Bush Speech Offers Few Details in Education Agenda
Washington--If educators hoped to garner any details about President Bush's education agenda for the coming year from his State of the Union Message last week, they were disappointed.
The Jan. 29 speech made only passing references to the nation's schools, and it echoed now-familiar Administration themes, such as increasing parental choice in education and making America number one in math and science achievement.
Rumors had been circulating for weeks that the President would use the speech to clarify his stance on school choice--specifying, for instance, whether he favored expanding it to private as well as public schools. However, no such details were unveiled.
Similarly, while the President suggested that he would reintroduce some version of his "Educational Excellence Act" in the 102nd Congress, he did not elaborate. The bill died in the waning hours of the last legislative session.
Indeed, Mr. Bush's modest outline for domestic programs departed little from previous proposals of his own Administration or that of his predecessor, Ronald Reagan.
Chief among them is a plan to revive a scaled-down version of the "New Federalism," which was last introduced by Mr. Reagan in 1982.
Under the proposal, as much as $20 billion in federal programs would be consolidated and "turned over" to the states to run free from federal regulations.
"Working with Congress and the governors," Mr. Bush said, "I propose we select at least $15 billion in such programs and turn them over to the states in a single consolidated grant--fully funded--for flexible management by the states."
The value of such an approach, he suggested, is that it would reduce federal overhead, allow states to manage programs more flexibly and efficiently, and move power and decisionmaking closer to the people.
In addition, he said, "it reinforces a theme of this Administration: appreciation and encouragement of the innovative power of 'states as laboratories."'
Mr. Bush did not specify whether any education programs would be included in the so-called "turnover." He was expected to submit his budget to Capitol Hill this week.
In his speech, Mr. Bush promised a budget for the 1992 fiscal year that would promote investment in children and in education.
But he cautioned that he would limit the growth in spending to less than the rate of inflation, making large gains in educational spending unlikely.
The President also made a brief mention of his policies in both civil rights and health care. In the latter, he pledged new "prevention initiatives" for infants and children that would promote a "healthier America" and keep down spiraling health-care costs.
On civil rights, Mr. Bush said that all Americans have "a responsibility to speak out against racism, bigotry, and hate." But he offered no new proposals, and did not clarify his stance on minority scholarships for higher education.
The bulk of the State of the Union Message--and most of the applause--was reserved for the President's assessment of the war in the Persian Gulf.
Mr.
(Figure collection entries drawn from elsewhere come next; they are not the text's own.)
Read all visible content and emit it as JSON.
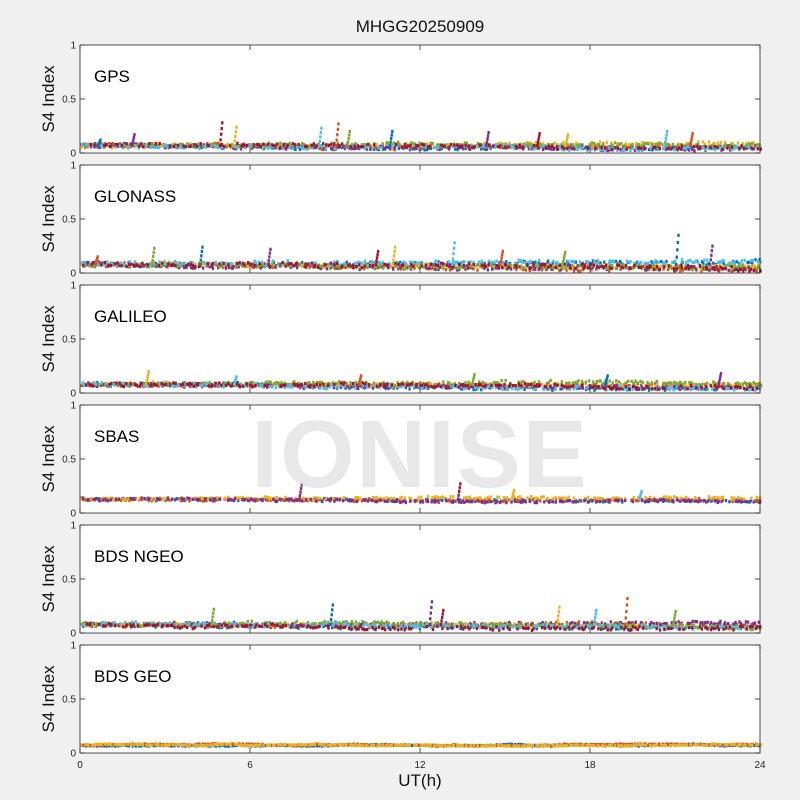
{
  "title": "MHGG20250909",
  "watermark": "IONISE",
  "colors": [
    "#0072bd",
    "#d95319",
    "#edb120",
    "#7e2f8e",
    "#77ac30",
    "#4dbeee",
    "#a2142f"
  ],
  "chart_data": {
    "type": "scatter",
    "title": "MHGG20250909",
    "xlabel": "UT(h)",
    "ylabel": "S4 Index",
    "xlim": [
      0,
      24
    ],
    "ylim": [
      0,
      1
    ],
    "x_ticks": [
      "0",
      "6",
      "12",
      "18",
      "24"
    ],
    "y_ticks": [
      "0",
      "0.5",
      "1"
    ],
    "grid": false,
    "panels": [
      {
        "label": "GPS",
        "series_count": 7,
        "baseline": 0.07,
        "spread": 0.04,
        "spikes": [
          {
            "x": 0.6,
            "y": 0.12
          },
          {
            "x": 1.8,
            "y": 0.17
          },
          {
            "x": 4.9,
            "y": 0.28
          },
          {
            "x": 5.4,
            "y": 0.24
          },
          {
            "x": 8.4,
            "y": 0.23
          },
          {
            "x": 9.0,
            "y": 0.27
          },
          {
            "x": 9.4,
            "y": 0.2
          },
          {
            "x": 10.9,
            "y": 0.2
          },
          {
            "x": 14.3,
            "y": 0.19
          },
          {
            "x": 16.1,
            "y": 0.18
          },
          {
            "x": 17.1,
            "y": 0.17
          },
          {
            "x": 20.6,
            "y": 0.2
          },
          {
            "x": 21.5,
            "y": 0.18
          }
        ]
      },
      {
        "label": "GLONASS",
        "series_count": 7,
        "baseline": 0.08,
        "spread": 0.05,
        "spikes": [
          {
            "x": 0.5,
            "y": 0.15
          },
          {
            "x": 2.5,
            "y": 0.23
          },
          {
            "x": 4.2,
            "y": 0.24
          },
          {
            "x": 6.6,
            "y": 0.22
          },
          {
            "x": 10.4,
            "y": 0.2
          },
          {
            "x": 11.0,
            "y": 0.24
          },
          {
            "x": 13.1,
            "y": 0.28
          },
          {
            "x": 14.8,
            "y": 0.2
          },
          {
            "x": 17.0,
            "y": 0.19
          },
          {
            "x": 21.0,
            "y": 0.35
          },
          {
            "x": 22.2,
            "y": 0.25
          }
        ]
      },
      {
        "label": "GALILEO",
        "series_count": 7,
        "baseline": 0.08,
        "spread": 0.04,
        "spikes": [
          {
            "x": 2.3,
            "y": 0.2
          },
          {
            "x": 5.4,
            "y": 0.15
          },
          {
            "x": 9.8,
            "y": 0.16
          },
          {
            "x": 13.8,
            "y": 0.17
          },
          {
            "x": 18.5,
            "y": 0.16
          },
          {
            "x": 22.5,
            "y": 0.18
          }
        ]
      },
      {
        "label": "SBAS",
        "series_count": 4,
        "baseline": 0.13,
        "spread": 0.025,
        "spikes": [
          {
            "x": 7.7,
            "y": 0.26
          },
          {
            "x": 13.3,
            "y": 0.27
          },
          {
            "x": 15.2,
            "y": 0.21
          },
          {
            "x": 19.7,
            "y": 0.2
          }
        ]
      },
      {
        "label": "BDS NGEO",
        "series_count": 7,
        "baseline": 0.08,
        "spread": 0.04,
        "spikes": [
          {
            "x": 4.6,
            "y": 0.22
          },
          {
            "x": 8.8,
            "y": 0.26
          },
          {
            "x": 12.3,
            "y": 0.29
          },
          {
            "x": 12.7,
            "y": 0.21
          },
          {
            "x": 16.8,
            "y": 0.24
          },
          {
            "x": 18.1,
            "y": 0.21
          },
          {
            "x": 19.2,
            "y": 0.32
          },
          {
            "x": 20.9,
            "y": 0.2
          }
        ]
      },
      {
        "label": "BDS GEO",
        "series_count": 3,
        "baseline": 0.075,
        "spread": 0.008,
        "spikes": []
      }
    ]
  }
}
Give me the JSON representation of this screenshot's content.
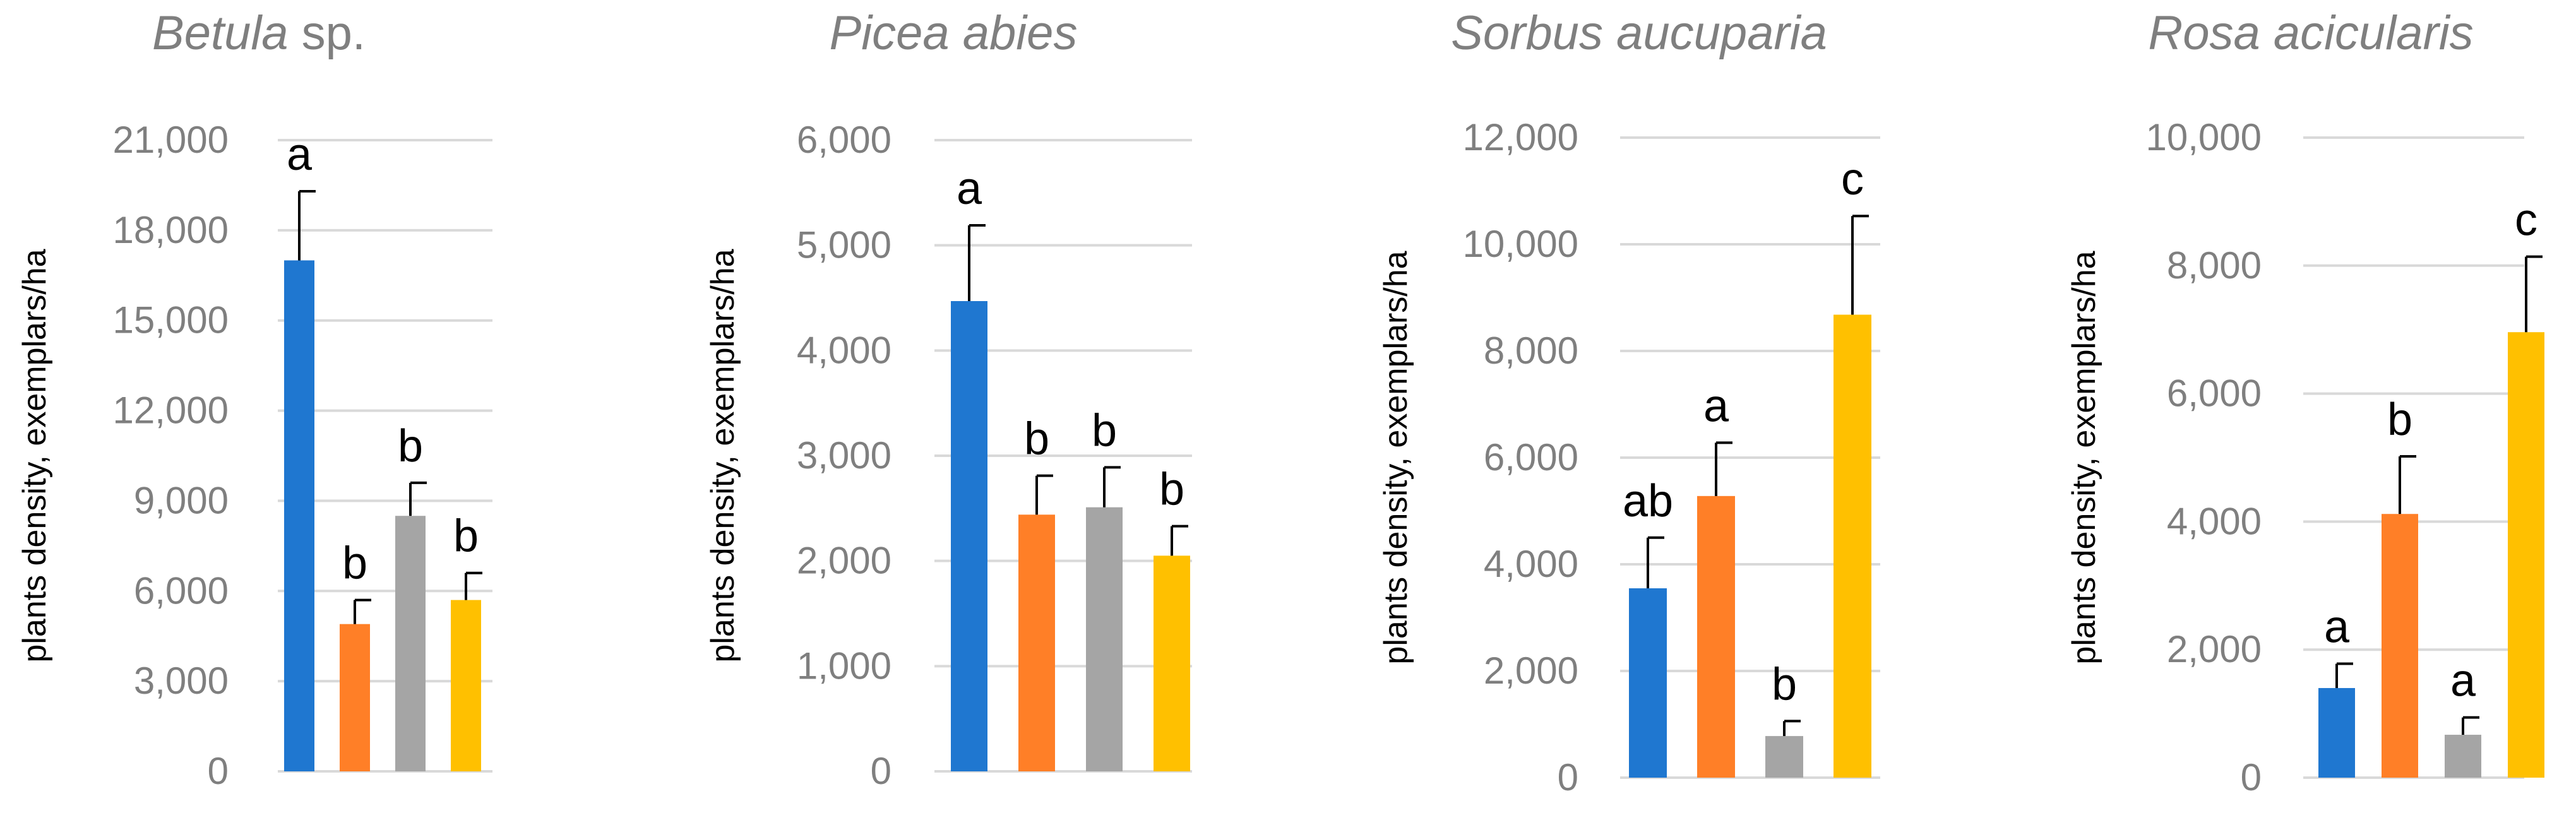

Bush also promised that the recession would be brief, referring to it as a temporary interruption of economic growth.
Early in the speech, the President urged Americans to embrace the spirit of volunteerism that has been a leitmotif of his tenure.
And without using the term, he gingerly endorsed the theme of "empowerment," which is being pushed by conservative Republicans in the White House.
Mr. Bush asserted that his proposed budget would "put more power and opportunity in the hands of the individual," but he did not spell out any new initiatives. So far, the only education initiative linked to the theme of empowerment has been the Administration's support of school choice.